Best actor winner Sean Penn extended some of his serious, socially conscious message from the podium to his comments backstage.
"What I mentioned from the stage earlier tonight is to see this culture of ignorance, it breeds this kind of hateful expression," he said. "These people had the [anti-gay] signs outside essentially telling you you're less than human."
Penn added that he would like to tell them "to turn in their hate card and find their better self."
Penn also had some dissenting words for President Obama's stance -- the president has said he opposes gay marriage -- which Penn has said he hopes will change. "I would like to believe that's a political stand right now and not necessarily a future one or a felt one. I don't think any of us, particularly our president, would long be able to take that position because it's not a human luxury. These are human needs, and they will be gotten."
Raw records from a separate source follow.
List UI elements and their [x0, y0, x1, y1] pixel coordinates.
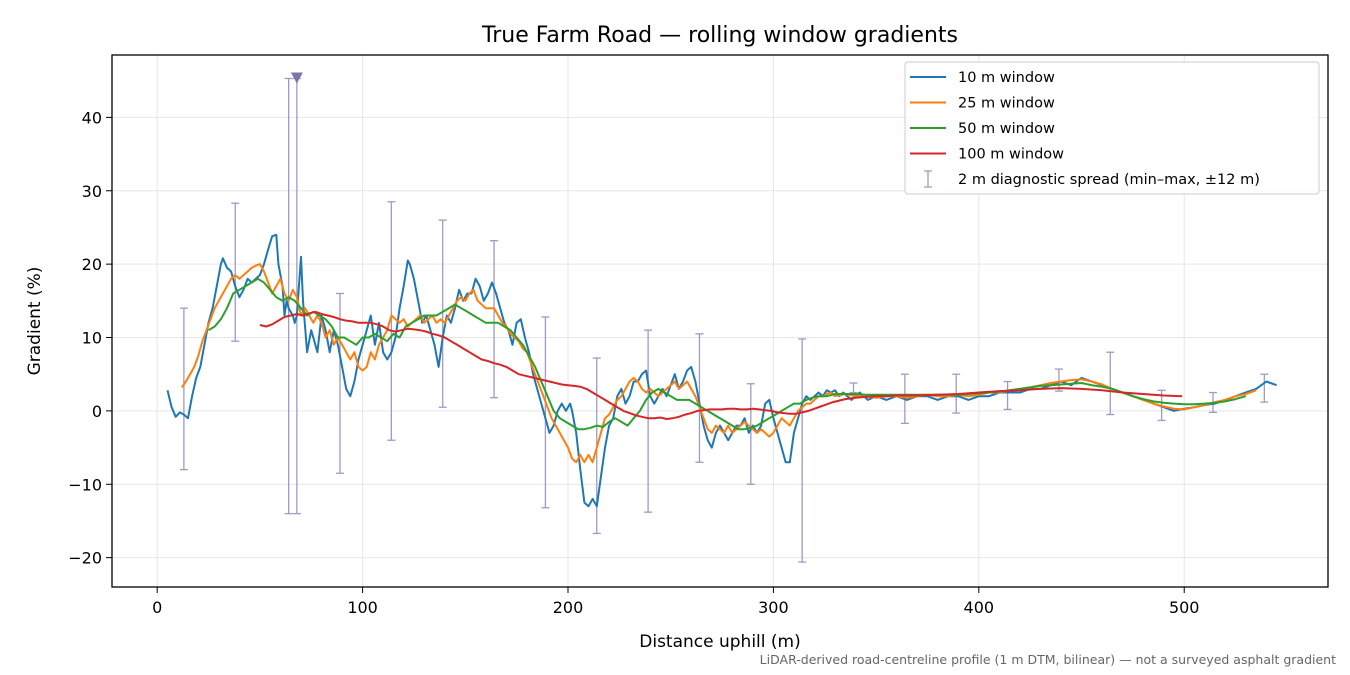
- plot-frame: [111, 54, 1329, 588]
- legend-label-spread: 2 m diagnostic spread (min–max, ±12 m): [958, 172, 1260, 188]
- y-tick-label: −10: [68, 475, 102, 494]
- y-tick-label: 40: [82, 108, 102, 127]
- clip-marker-triangle: [290, 72, 303, 84]
- x-axis-label: Distance uphill (m): [639, 632, 800, 652]
- grid: [112, 55, 1328, 587]
- clip-markers: [290, 72, 303, 84]
- legend-label-w25: 25 m window: [958, 96, 1055, 112]
- x-tick-label: 500: [1169, 598, 1200, 617]
- x-tick-label: 200: [553, 598, 584, 617]
- y-tick-label: −20: [68, 549, 102, 568]
- y-tick-label: 0: [92, 402, 102, 421]
- legend: 10 m window 25 m window 50 m window 100 m w…: [904, 61, 1320, 195]
- y-axis-ticks: −20 −10 0 10 20 30 40: [68, 108, 112, 568]
- footnote: LiDAR-derived road-centreline profile (1…: [759, 652, 1336, 667]
- legend-label-w100: 100 m window: [958, 147, 1064, 163]
- x-axis-ticks: 0 100 200 300 400 500: [152, 587, 1199, 617]
- x-tick-label: 400: [964, 598, 995, 617]
- y-tick-label: 30: [82, 182, 102, 201]
- legend-label-w10: 10 m window: [958, 70, 1055, 86]
- x-tick-label: 0: [152, 598, 162, 617]
- chart-title: True Farm Road — rolling window gradient…: [481, 23, 958, 48]
- x-tick-label: 300: [758, 598, 789, 617]
- y-axis-label: Gradient (%): [25, 267, 45, 376]
- legend-label-w50: 50 m window: [958, 121, 1055, 137]
- series-lines: [166, 233, 1277, 508]
- series-line-w100: [259, 310, 1183, 420]
- y-tick-label: 10: [82, 329, 102, 348]
- x-tick-label: 100: [347, 598, 378, 617]
- series-line-w25: [180, 263, 1257, 464]
- legend-box: [904, 61, 1320, 195]
- y-tick-label: 20: [82, 255, 102, 274]
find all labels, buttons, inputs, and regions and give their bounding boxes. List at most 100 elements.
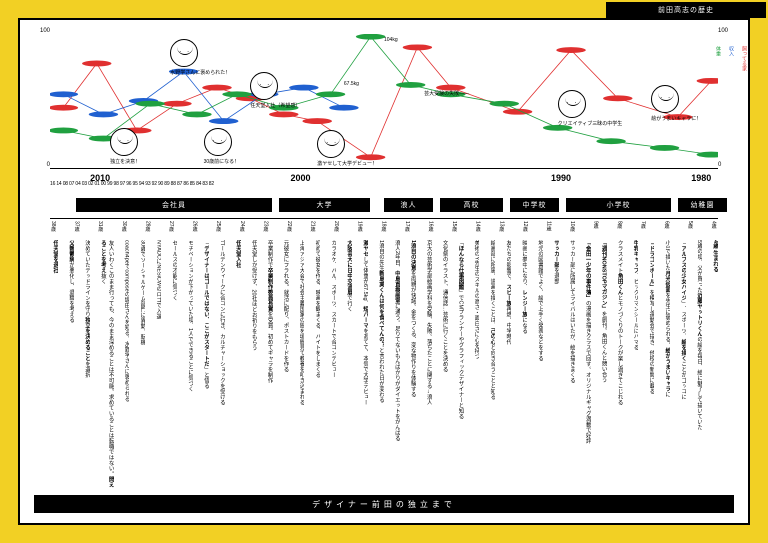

"Milk" screenwriter Dustin Lance Black was not shy about politics when he greeted reporters backstage.
Asked about what he'd like to see from President Obama, he said that "a few things I'd love him to do immediately is, repeal 'don't ask, don't tell' and the Defense of Marriage Act." Then he got broader: "For inspiration, we need to look not at Proposition 8 but look back to 1964. No group has ever won full civil rights in this country going state by state, county by county." But he also couldn't resist a more emotional moment. Shedding a tear, he said, "Harvey gave me his story, and it saved my life."